A more likely example is if you back the second favourite at odds of 4.00. If the odds-on favourite (at odds of 1.80) withdraws late on, your bet suddenly offers sensational value. If the bookies knew early on that the favourite would be out of the race, there is no way on Earth you would get odds of 4.00 on your horse!

Ultimately, Rule 4 only applies when the final declarations for a race are made; this usually happens 24-48 hours before the race. I have read some articles online which state that you lose your stake if you back a non-runner. This is simply not true; your bet is void in that case and your money is returned.

What Are The Rule 4 Deductions?

There are set Rule 4 deduction rules in UK racing that all bookmakers must adhere to. The exact amount deducted depends on several factors. For example, it is easier for the second favourite to win if the favourite is withdrawn than if an outsider withdraws. Therefore, there are different deductions depending on the price of the withdrawn horse.

For example, if the withdrawn horse was available at odds of 1.11 when pulled out of the race, 90% of your profit is taken away. Therefore, if you stand to win £20 from your bet, but if the horse at 1.11 odds withdraws at the last minute, you only make a £2 profit if your horse wins!

I have included the full table of Rule 4 deductions below. The odds are in decimals, and the deduction is in percentage terms rather than the 90 pence in the pound tables seen elsewhere. For instance, a deduction of 65p in the pound is 65%, and odds of 2.75 equate to 7/4. You will notice gaps in the odds; that is because they are SP odds.

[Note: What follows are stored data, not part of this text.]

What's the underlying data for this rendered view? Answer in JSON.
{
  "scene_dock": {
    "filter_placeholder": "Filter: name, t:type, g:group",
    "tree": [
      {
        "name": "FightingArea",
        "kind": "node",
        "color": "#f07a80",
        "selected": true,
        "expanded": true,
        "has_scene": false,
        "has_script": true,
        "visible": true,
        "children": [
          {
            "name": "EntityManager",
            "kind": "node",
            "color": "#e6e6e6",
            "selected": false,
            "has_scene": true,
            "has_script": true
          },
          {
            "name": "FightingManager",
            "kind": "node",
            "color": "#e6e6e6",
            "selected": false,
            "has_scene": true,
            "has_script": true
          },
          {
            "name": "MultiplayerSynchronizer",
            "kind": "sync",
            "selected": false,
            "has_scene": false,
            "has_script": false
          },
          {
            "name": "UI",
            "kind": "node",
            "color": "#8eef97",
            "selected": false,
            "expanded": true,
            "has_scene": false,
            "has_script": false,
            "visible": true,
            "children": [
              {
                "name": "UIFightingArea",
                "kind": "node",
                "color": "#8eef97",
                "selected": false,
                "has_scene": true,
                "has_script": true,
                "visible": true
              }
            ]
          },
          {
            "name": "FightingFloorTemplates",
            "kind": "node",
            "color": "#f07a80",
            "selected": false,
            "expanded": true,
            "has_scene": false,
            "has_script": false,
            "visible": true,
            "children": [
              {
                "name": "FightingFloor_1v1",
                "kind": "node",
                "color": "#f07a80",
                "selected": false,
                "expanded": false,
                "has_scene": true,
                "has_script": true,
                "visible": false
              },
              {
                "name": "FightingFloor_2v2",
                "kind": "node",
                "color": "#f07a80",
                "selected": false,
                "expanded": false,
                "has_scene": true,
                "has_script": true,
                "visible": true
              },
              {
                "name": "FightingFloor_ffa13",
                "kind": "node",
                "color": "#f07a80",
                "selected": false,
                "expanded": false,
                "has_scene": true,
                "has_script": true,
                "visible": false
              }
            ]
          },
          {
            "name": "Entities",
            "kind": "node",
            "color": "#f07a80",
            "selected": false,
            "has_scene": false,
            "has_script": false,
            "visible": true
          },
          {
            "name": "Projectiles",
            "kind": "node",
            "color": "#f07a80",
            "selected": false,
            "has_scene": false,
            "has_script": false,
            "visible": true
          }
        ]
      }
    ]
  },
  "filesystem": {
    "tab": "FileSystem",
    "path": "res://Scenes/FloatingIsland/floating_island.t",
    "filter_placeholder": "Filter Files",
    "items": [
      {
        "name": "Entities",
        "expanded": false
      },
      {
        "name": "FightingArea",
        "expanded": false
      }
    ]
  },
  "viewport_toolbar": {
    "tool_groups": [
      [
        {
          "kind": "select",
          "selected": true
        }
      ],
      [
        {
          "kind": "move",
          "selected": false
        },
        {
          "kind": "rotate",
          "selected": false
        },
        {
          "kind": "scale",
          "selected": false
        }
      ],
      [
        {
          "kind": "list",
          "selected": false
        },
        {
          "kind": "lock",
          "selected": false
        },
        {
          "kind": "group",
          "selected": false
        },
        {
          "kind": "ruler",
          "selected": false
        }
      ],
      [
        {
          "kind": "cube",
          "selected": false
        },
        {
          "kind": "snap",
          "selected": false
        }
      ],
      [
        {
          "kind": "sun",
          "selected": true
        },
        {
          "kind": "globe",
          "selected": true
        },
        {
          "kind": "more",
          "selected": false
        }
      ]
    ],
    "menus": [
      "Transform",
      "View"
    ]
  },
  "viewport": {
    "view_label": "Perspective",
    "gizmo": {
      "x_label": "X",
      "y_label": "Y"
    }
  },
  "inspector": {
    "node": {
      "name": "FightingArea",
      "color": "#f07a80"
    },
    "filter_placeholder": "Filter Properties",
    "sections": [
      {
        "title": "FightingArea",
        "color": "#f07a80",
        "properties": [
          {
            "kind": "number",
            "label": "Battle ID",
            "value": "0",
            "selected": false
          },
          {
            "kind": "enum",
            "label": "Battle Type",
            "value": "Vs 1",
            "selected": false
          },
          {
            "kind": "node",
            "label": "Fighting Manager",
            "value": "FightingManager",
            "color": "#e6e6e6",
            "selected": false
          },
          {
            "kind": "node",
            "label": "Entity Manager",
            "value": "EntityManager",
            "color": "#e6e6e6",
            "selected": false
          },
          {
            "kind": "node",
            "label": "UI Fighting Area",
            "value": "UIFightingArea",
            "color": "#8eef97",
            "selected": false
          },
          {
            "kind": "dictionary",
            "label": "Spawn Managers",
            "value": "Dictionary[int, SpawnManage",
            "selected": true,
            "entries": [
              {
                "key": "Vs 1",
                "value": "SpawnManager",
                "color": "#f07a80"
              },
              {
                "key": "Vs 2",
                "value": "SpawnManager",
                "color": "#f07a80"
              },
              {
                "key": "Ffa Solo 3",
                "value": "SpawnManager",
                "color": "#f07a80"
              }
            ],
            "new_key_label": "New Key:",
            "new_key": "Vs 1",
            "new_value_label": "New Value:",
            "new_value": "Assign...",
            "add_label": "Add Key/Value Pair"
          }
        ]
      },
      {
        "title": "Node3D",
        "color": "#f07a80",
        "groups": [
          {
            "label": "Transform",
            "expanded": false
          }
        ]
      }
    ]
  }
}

Odds of Withdrawn Horse in Decimal FormDeduction in Percentage Terms
1.01 – 1.1190%
1.12 – 1.1885%
1.20 – 1.2580%
1.29 – 1.3075%
1.33 – 1.4070%
1.45 – 1.5365%
1.57 – 1.6260%
1.66 – 1.8055%
1.83 – 1.9550%
2.00 – 2.2045%
2.25 – 2.5040%
2.60 – 2.7535%
2.80 – 3.2530%
3.40 – 4.0025%
4.20 – 5.0020%
5.5 – 6.5015%
7.00 – 10.0010%
11.00 – 15.005%
16.00+No Deduction

As you can see, the deduction increases by 5% in each price range. Going back to the hypothetical example at the beginning; if you bet £20 on the horse at odds of 3.75, you would make a profit of £55 if it won. However, if the 1.30 favourite withdraws late on, your profit drops by 75% when Rule 4 is implemented.

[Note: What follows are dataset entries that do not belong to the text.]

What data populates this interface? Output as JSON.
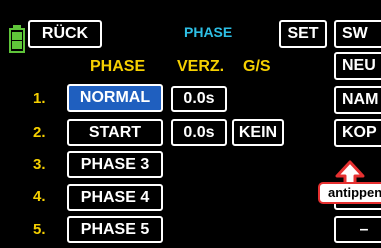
{
  "header": {
    "back_label": "RÜCK",
    "title": "PHASE",
    "set_label": "SET",
    "sw_label": "SW"
  },
  "columns": {
    "phase": "PHASE",
    "delay": "VERZ.",
    "gs": "G/S"
  },
  "rows": [
    {
      "number": "1.",
      "name": "NORMAL",
      "delay": "0.0s",
      "gs": ""
    },
    {
      "number": "2.",
      "name": "START",
      "delay": "0.0s",
      "gs": "KEIN"
    },
    {
      "number": "3.",
      "name": "PHASE 3",
      "delay": "",
      "gs": ""
    },
    {
      "number": "4.",
      "name": "PHASE 4",
      "delay": "",
      "gs": ""
    },
    {
      "number": "5.",
      "name": "PHASE 5",
      "delay": "",
      "gs": ""
    }
  ],
  "side_buttons": {
    "new": "NEU",
    "name": "NAM",
    "copy": "KOP",
    "minus": "–"
  },
  "callout": {
    "text": "antippen"
  },
  "colors": {
    "background": "#000000",
    "accent_yellow": "#f6d000",
    "accent_cyan": "#2ec0e6",
    "selected_blue": "#1f5fbf",
    "battery_green": "#5fc43a",
    "callout_red": "#e53030"
  }
}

Therefore, the odds on your horse fall from 3.75 to around 0.93 or 0.94. It is an extreme example because you would love to get this kind of odds against a 51.00 outsider!

Can I Profit from Rule 4?

In theory, you can if you carefully select the race. When you think about it, if you back a non-favourite in any race, you are suggesting that the favourite is not worth backing. In such instances, Rule 4 costs you because it strips away the value you worked hard to find.

Matt Bisogno, a well-known tipster, has developed something he calls the Reverse Rule 4 method. Basically, you find a favourite in a handicap race at odds of 3.00 or shorter and try to find a few pieces of form or other data that count against this horse.

Then, find one or two horses in that race worth selecting against the favourite. If the favourite withdraws, your horse’s odds may be cut, but the likelihood of it winning also increases. More importantly, you have identified a false favourite and a hidden fancy at a juicy price.

Overall, having a Rule 4 deduction go against you is a pain, but it is part and parcel of horse racing. To be fair, it doesn’t happen very often, and when it does, I can’t fault the fact that there is protection in place for oddsmakers. You can only hope that it doesn’t hurt your bank balance too much!